A Monday investigation from ProPublica and the New York Times revealed that top officials at the United States Department of Agriculture (USDA) have been meeting with representatives from pesticide deregulation lobby groups, a potential violation of ethics agreements.
According to the investigation, visitor logs obtained via public records requests showed that Rebeckah Adcock, senior advisor to Secretary of Agriculture Sonny Perdue, had been meeting with lobbyists affiliated with CropLife America, the lobby group that advocates for agrichemical giants Monsanto and Syngenta, where she was employed until April of this year. The Times and ProPublica report Adcock signed an ethics agreement saying she would avoid issues involving CropLife for one year after joining the government.
A spokesperson for the agency denied Adcock had violated her agreement (in part because of a perceived loophole), though Walter M. Shaub, head of the Office of Government Ethics under former president Barack Obama, thought otherwise. “If she brought them there, signed into the sign-in log, attended the meeting that she may or may not have set up, it definitely counts as a meeting with her,” Shaub told the Times.
The logs don’t reveal whether or not Adcock also met with representatives from environmental groups. They also don’t tell us what Adcock discussed with the lobbyists, though the Times and ProPublica reporters attempted to triangulate the topics using interviews and materials from CropLife America’s website.

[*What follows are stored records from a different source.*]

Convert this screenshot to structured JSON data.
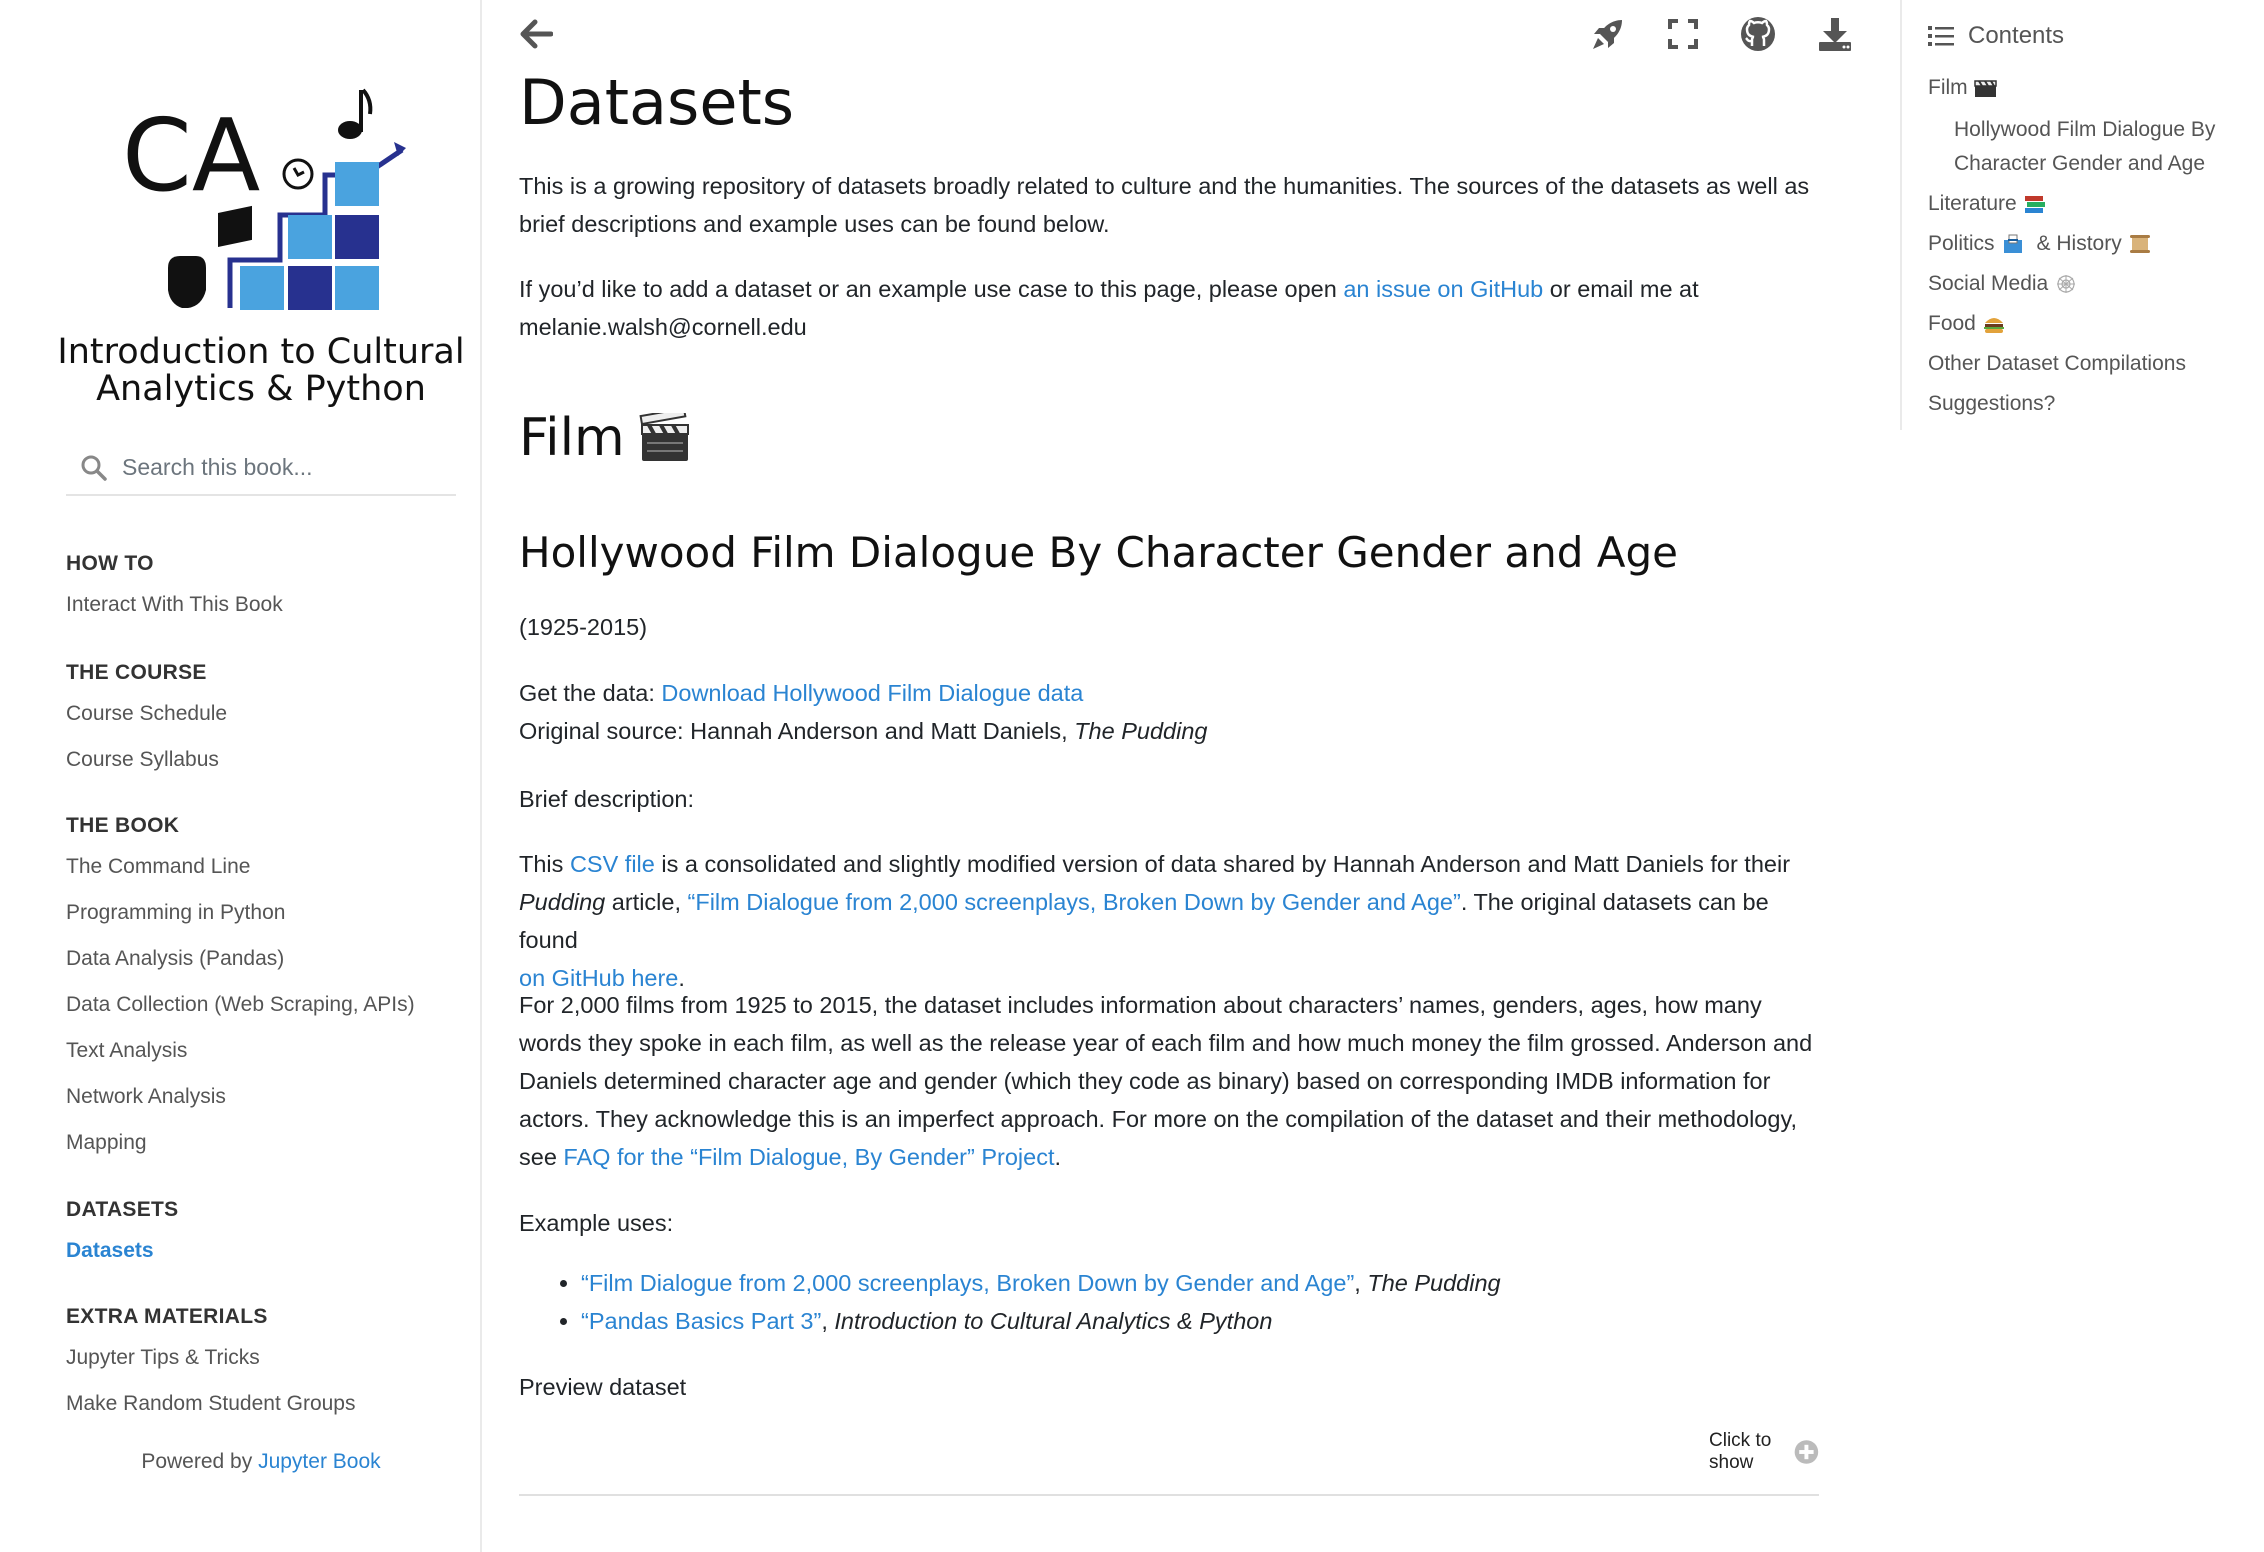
{
  "sidebar": {
    "logo_text": "CA",
    "book_title_line1": "Introduction to Cultural",
    "book_title_line2": "Analytics & Python",
    "search_placeholder": "Search this book...",
    "sections": [
      {
        "caption": "HOW TO",
        "items": [
          "Interact With This Book"
        ]
      },
      {
        "caption": "THE COURSE",
        "items": [
          "Course Schedule",
          "Course Syllabus"
        ]
      },
      {
        "caption": "THE BOOK",
        "items": [
          "The Command Line",
          "Programming in Python",
          "Data Analysis (Pandas)",
          "Data Collection (Web Scraping, APIs)",
          "Text Analysis",
          "Network Analysis",
          "Mapping"
        ]
      },
      {
        "caption": "DATASETS",
        "items": [
          "Datasets"
        ]
      },
      {
        "caption": "EXTRA MATERIALS",
        "items": [
          "Jupyter Tips & Tricks",
          "Make Random Student Groups"
        ]
      }
    ],
    "powered_by": "Powered by",
    "powered_link": "Jupyter Book"
  },
  "topbar": {
    "icons": [
      "back-arrow-icon",
      "rocket-icon",
      "fullscreen-icon",
      "github-icon",
      "download-icon"
    ]
  },
  "main": {
    "title": "Datasets",
    "intro_1": "This is a growing repository of datasets broadly related to culture and the humanities. The sources of the datasets as well as brief descriptions and example uses can be found below.",
    "intro_2_a": "If you’d like to add a dataset or an example use case to this page, please open ",
    "intro_2_link": "an issue on GitHub",
    "intro_2_b": " or email me at",
    "intro_2_email": "melanie.walsh@cornell.edu",
    "film_heading": "Film",
    "section_heading": "Hollywood Film Dialogue By Character Gender and Age",
    "years": "(1925-2015)",
    "get_data_label": "Get the data: ",
    "get_data_link": "Download Hollywood Film Dialogue data",
    "source_label": "Original source: Hannah Anderson and Matt Daniels, ",
    "source_pub": "The Pudding",
    "brief_label": "Brief description:",
    "desc_this": "This ",
    "desc_csv_link": "CSV file",
    "desc_a": " is a consolidated and slightly modified version of data shared by Hannah Anderson and Matt Daniels for their",
    "desc_pudding": "Pudding",
    "desc_article": " article, ",
    "desc_article_link": "“Film Dialogue from 2,000 screenplays, Broken Down by Gender and Age”",
    "desc_b": ". The original datasets can be found",
    "desc_github_link": "on GitHub here",
    "desc_period": ".",
    "para_line1": "For 2,000 films from 1925 to 2015, the dataset includes information about characters’ names, genders, ages, how many",
    "para_line2": "words they spoke in each film, as well as the release year of each film and how much money the film grossed. Anderson and",
    "para_line3": "Daniels determined character age and gender (which they code as binary) based on corresponding IMDB information for",
    "para_line4": "actors. They acknowledge this is an imperfect approach. For more on the compilation of the dataset and their methodology,",
    "para_see": "see ",
    "para_faq_link": "FAQ for the “Film Dialogue, By Gender” Project",
    "para_period": ".",
    "example_label": "Example uses:",
    "examples": [
      {
        "link": "“Film Dialogue from 2,000 screenplays, Broken Down by Gender and Age”",
        "sep": ", ",
        "source": "The Pudding"
      },
      {
        "link": "“Pandas Basics Part 3”",
        "sep": ", ",
        "source": "Introduction to Cultural Analytics & Python"
      }
    ],
    "preview_label": "Preview dataset",
    "click_to_show": "Click to show"
  },
  "toc": {
    "header": "Contents",
    "items": [
      "Film",
      "Hollywood Film Dialogue By",
      "Character Gender and Age",
      "Literature",
      "Politics",
      "& History",
      "Social Media",
      "Food",
      "Other Dataset Compilations",
      "Suggestions?"
    ]
  },
  "colors": {
    "link": "#2a84d2",
    "logo_dark_blue": "#27318f",
    "logo_light_blue": "#4aa3df"
  }
}
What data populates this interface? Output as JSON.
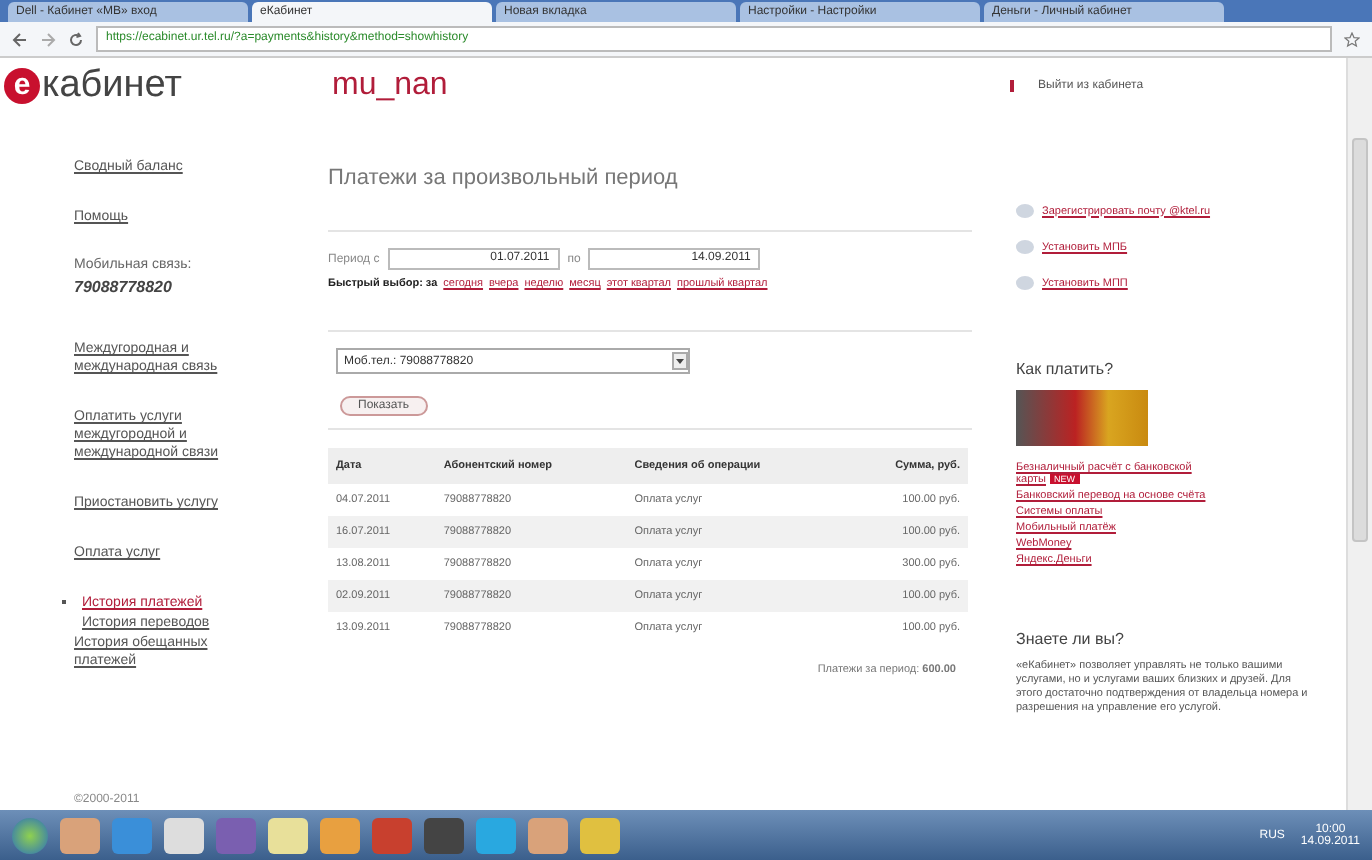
{
  "browser": {
    "tabs": [
      {
        "title": "Dell - Кабинет «МВ» вход",
        "selected": false
      },
      {
        "title": "еКабинет",
        "selected": true
      },
      {
        "title": "Новая вкладка",
        "selected": false
      },
      {
        "title": "Настройки - Настройки",
        "selected": false
      },
      {
        "title": "Деньги - Личный кабинет",
        "selected": false
      }
    ],
    "url": "https://ecabinet.ur.tel.ru/?a=payments&history&method=showhistory"
  },
  "header": {
    "logo_mark": "е",
    "logo_text": "кабинет",
    "username": "mu_nan",
    "logout": "Выйти из кабинета"
  },
  "sidebar": [
    {
      "kind": "link",
      "label": "Сводный баланс",
      "selected": false
    },
    {
      "kind": "link",
      "label": "Помощь",
      "selected": false
    },
    {
      "kind": "label",
      "label": "Мобильная связь:"
    },
    {
      "kind": "number",
      "label": "79088778820"
    },
    {
      "kind": "link",
      "label": "Междугородная и международная связь",
      "selected": false
    },
    {
      "kind": "link",
      "label": "Оплатить услуги междугородной и международной связи",
      "selected": false
    },
    {
      "kind": "link",
      "label": "Приостановить услугу",
      "selected": false
    },
    {
      "kind": "link",
      "label": "Оплата услуг",
      "selected": false
    },
    {
      "kind": "sublink",
      "label": "История платежей",
      "selected": true
    },
    {
      "kind": "sublink",
      "label": "История переводов",
      "selected": false
    },
    {
      "kind": "link",
      "label": "История обещанных платежей",
      "selected": false
    }
  ],
  "main": {
    "title": "Платежи за произвольный период",
    "period": {
      "from_label": "Период с",
      "from": "01.07.2011",
      "to_label": "по",
      "to": "14.09.2011"
    },
    "quick": {
      "label": "Быстрый выбор: за",
      "links": [
        "сегодня",
        "вчера",
        "неделю",
        "месяц",
        "этот квартал",
        "прошлый квартал"
      ]
    },
    "account_select": "Моб.тел.: 79088778820",
    "show_button": "Показать",
    "table": {
      "columns": [
        "Дата",
        "Абонентский номер",
        "Сведения об операции",
        "Сумма, руб."
      ],
      "rows": [
        [
          "04.07.2011",
          "79088778820",
          "Оплата услуг",
          "100.00 руб."
        ],
        [
          "16.07.2011",
          "79088778820",
          "Оплата услуг",
          "100.00 руб."
        ],
        [
          "13.08.2011",
          "79088778820",
          "Оплата услуг",
          "300.00 руб."
        ],
        [
          "02.09.2011",
          "79088778820",
          "Оплата услуг",
          "100.00 руб."
        ],
        [
          "13.09.2011",
          "79088778820",
          "Оплата услуг",
          "100.00 руб."
        ]
      ]
    },
    "total_label": "Платежи за период:",
    "total": "600.00"
  },
  "right": {
    "links": [
      "Зарегистрировать почту @ktel.ru",
      "Установить МПБ",
      "Установить МПП"
    ],
    "pay_title": "Как платить?",
    "pay_methods": [
      {
        "label": "Безналичный расчёт с банковской карты",
        "badge": "NEW"
      },
      {
        "label": "Банковский перевод на основе счёта"
      },
      {
        "label": "Системы оплаты"
      },
      {
        "label": "Мобильный платёж"
      },
      {
        "label": "WebMoney"
      },
      {
        "label": "Яндекс.Деньги"
      }
    ],
    "tip_title": "Знаете ли вы?",
    "tip_text": "«еКабинет» позволяет управлять не только вашими услугами, но и услугами ваших близких и друзей. Для этого достаточно подтверждения от владельца номера и разрешения на управление его услугой."
  },
  "footer": "©2000-2011",
  "taskbar": {
    "language": "RUS",
    "time": "10:00",
    "date": "14.09.2011"
  }
}
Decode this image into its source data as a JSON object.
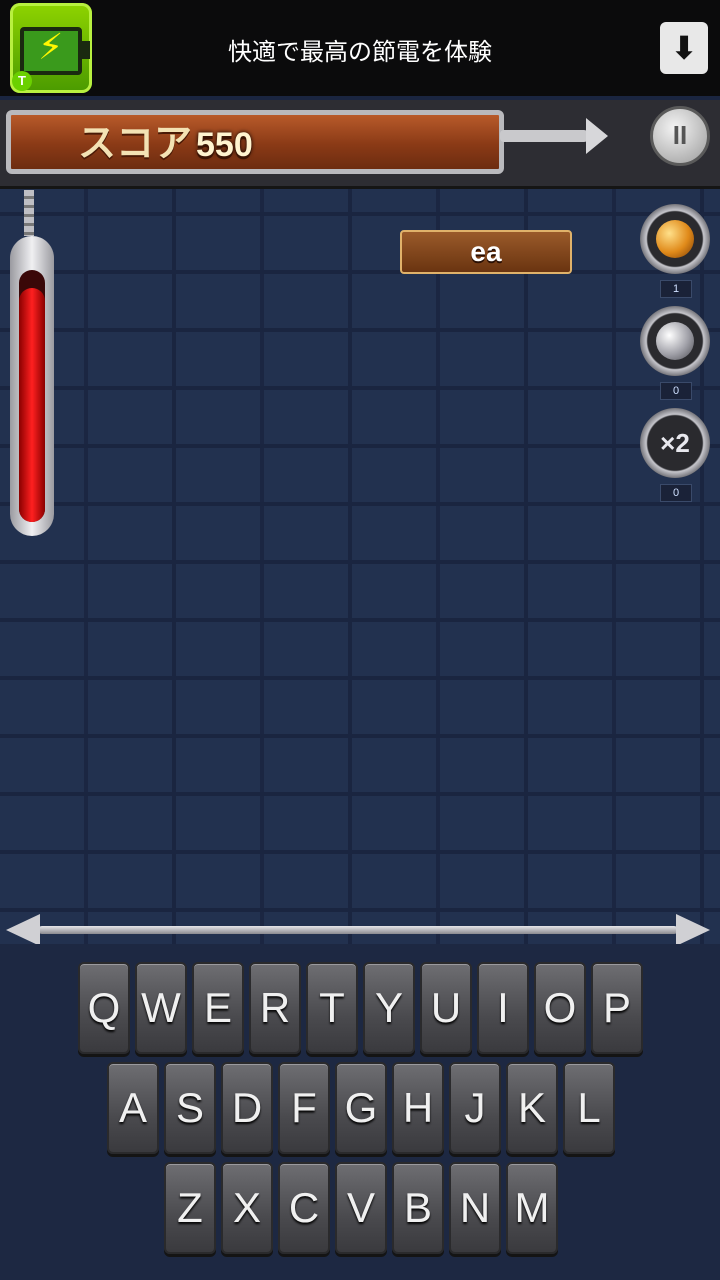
{
  "ad": {
    "text": "快適で最高の節電を体験",
    "icon_bolt": "⚡",
    "icon_tag": "T",
    "download_glyph": "⬇"
  },
  "hud": {
    "score_label": "スコア",
    "score_value": "550",
    "pause_glyph": "II"
  },
  "health": {
    "level": 0.93
  },
  "word": "ea",
  "powerups": [
    {
      "name": "bomb",
      "count": "1"
    },
    {
      "name": "shield",
      "count": "0"
    },
    {
      "name": "multiplier",
      "label": "×2",
      "count": "0"
    }
  ],
  "keyboard": {
    "row1": [
      "Q",
      "W",
      "E",
      "R",
      "T",
      "Y",
      "U",
      "I",
      "O",
      "P"
    ],
    "row2": [
      "A",
      "S",
      "D",
      "F",
      "G",
      "H",
      "J",
      "K",
      "L"
    ],
    "row3": [
      "Z",
      "X",
      "C",
      "V",
      "B",
      "N",
      "M"
    ]
  }
}
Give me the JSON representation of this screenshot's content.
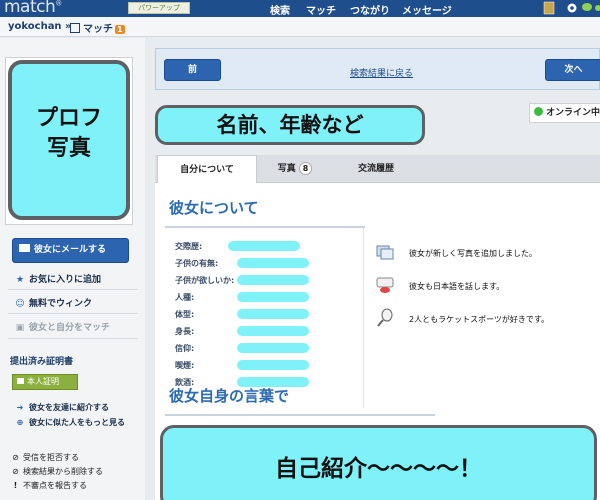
{
  "topbar": {
    "logo": "match",
    "powerup_label": "パワーアップ",
    "nav": [
      "検索",
      "マッチ",
      "つながり",
      "メッセージ"
    ]
  },
  "subbar": {
    "username": "yokochan »",
    "match_label": "マッチ",
    "match_count": "1"
  },
  "sidebar": {
    "photo_placeholder_line1": "プロフ",
    "photo_placeholder_line2": "写真",
    "mail_button": "彼女にメールする",
    "favorite": "お気に入りに追加",
    "wink": "無料でウィンク",
    "match_you": "彼女と自分をマッチ",
    "cert_title": "提出済み証明書",
    "cert_badge": "本人証明",
    "introduce": "彼女を友達に紹介する",
    "more_like": "彼女に似た人をもっと見る",
    "block": "受信を拒否する",
    "remove": "検索結果から削除する",
    "report": "不審点を報告する"
  },
  "pager": {
    "prev": "前",
    "back": "検索結果に戻る",
    "next": "次へ"
  },
  "profile": {
    "name_placeholder": "名前、年齢など",
    "online_status": "オンライン中"
  },
  "tabs": {
    "about": "自分について",
    "photos": "写真",
    "photos_count": "8",
    "history": "交流履歴"
  },
  "about": {
    "heading": "彼女について",
    "attributes": [
      "交際歴:",
      "子供の有無:",
      "子供が欲しいか:",
      "人種:",
      "体型:",
      "身長:",
      "信仰:",
      "喫煙:",
      "飲酒:"
    ],
    "facts": [
      "彼女が新しく写真を追加しました。",
      "彼女も日本語を話します。",
      "2人ともラケットスポーツが好きです。"
    ],
    "words_heading": "彼女自身の言葉で",
    "intro_placeholder": "自己紹介〜〜〜〜！"
  },
  "colors": {
    "nav_blue": "#1f4e8c",
    "button_blue": "#2d64b0",
    "heading_blue": "#2d6bb0",
    "highlight_cyan": "#7ff2f9",
    "online_green": "#3dbb3d"
  }
}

Evidently on the table: The tests pesticides must go through before they hit the market and the rules governing pesticide use near bodies of water. This should surprise exactly no one—the Trump Administration has, of course, vowed to roll back regulations that are seen as harmful to business interests. Its reversal on chlorpyrifos back in March as well as its promise to roll back the Clean Water Rule earlier this year likely pleased any number of pesticide advocates.
Of course, it’s primarily the Environmental Protection Agency that’s responsible for regulating pesticides, not USDA. Still, there’s some evidence that Adcock is also meeting with lobbyists from other parts of the food sector more closely regulated by USDA. She also used to lobby on behalf of the Farm Bureau, an industry group that also advocates for reduced restrictions on pesticides near bodies of water.
Jeremy Brown, an acquaintance of Adcock from her time at the Farm Bureau, told the Times she was “being really receptive” in a July meeting where they discussed clean water rules. He told the Times the meeting was notable because of the degree of access his group enjoyed.